Nor is Bloch’s neo-classicism confined to any particular period. Shortly after the Hebraic Rhapsody Schelomo already mentioned he wrote the second Concerto grosso for string orchestra (1952) whose pendant (with obbligato piano), composed thirty years earlier, is not far removed from the “epic rhapsody” called America with which the composer saluted his new homeland – a piece which even his greatest admirers admit is somewhat loud.

The Concerto grosso No. 1, given its first performance by the composer at Cleveland Music Institute on 29 May 1925, has nothing in common with such brash, “in-your-face” formats. This was the director of the Cleveland Music Institute writing academic music in disguise whose most striking features are the second movement, an intense Dirge, and the fugue, notable for its didactic rigour. “This is how to write a fugue” is what Bloch seems to be saying here, and rightly so. The movement radiates his self-assurance and conviction that everything is right, and leaves no doubt about its composer’s technical expertise.

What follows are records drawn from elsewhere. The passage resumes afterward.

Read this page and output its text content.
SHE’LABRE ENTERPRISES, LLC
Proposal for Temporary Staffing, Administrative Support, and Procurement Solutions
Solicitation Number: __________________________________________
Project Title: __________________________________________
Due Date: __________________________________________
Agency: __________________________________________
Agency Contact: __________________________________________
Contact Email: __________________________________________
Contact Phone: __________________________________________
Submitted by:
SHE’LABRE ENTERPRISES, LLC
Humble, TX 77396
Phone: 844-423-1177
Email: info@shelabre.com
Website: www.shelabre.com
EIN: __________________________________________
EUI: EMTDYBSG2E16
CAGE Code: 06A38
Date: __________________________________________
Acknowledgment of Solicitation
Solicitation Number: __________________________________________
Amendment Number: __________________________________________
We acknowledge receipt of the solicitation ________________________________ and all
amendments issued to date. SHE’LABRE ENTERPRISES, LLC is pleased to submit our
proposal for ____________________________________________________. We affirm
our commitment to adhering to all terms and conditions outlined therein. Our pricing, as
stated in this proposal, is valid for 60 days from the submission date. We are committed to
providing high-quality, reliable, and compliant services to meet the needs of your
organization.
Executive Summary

Finally the Scherzo Fantasque saw the.light of day in December 1950 in the context of the festivities that marked Bloch’s 70th birthday. Bloch himself conducted the Chicago Symphony Orchestra, Ida Krehm played the entertaining yet powerful virtuoso solo part, and once again, as with America, the audience could revel in the encyclopaedic knowledge of a composer who, while striking his own distinctive note, also revealed himself to be a connoisseur of Ravel and Gershwin and added a further dimension to his truly fantastic scherzo with a brief nod towards Musorgsky’s Pictures from an Exhibition.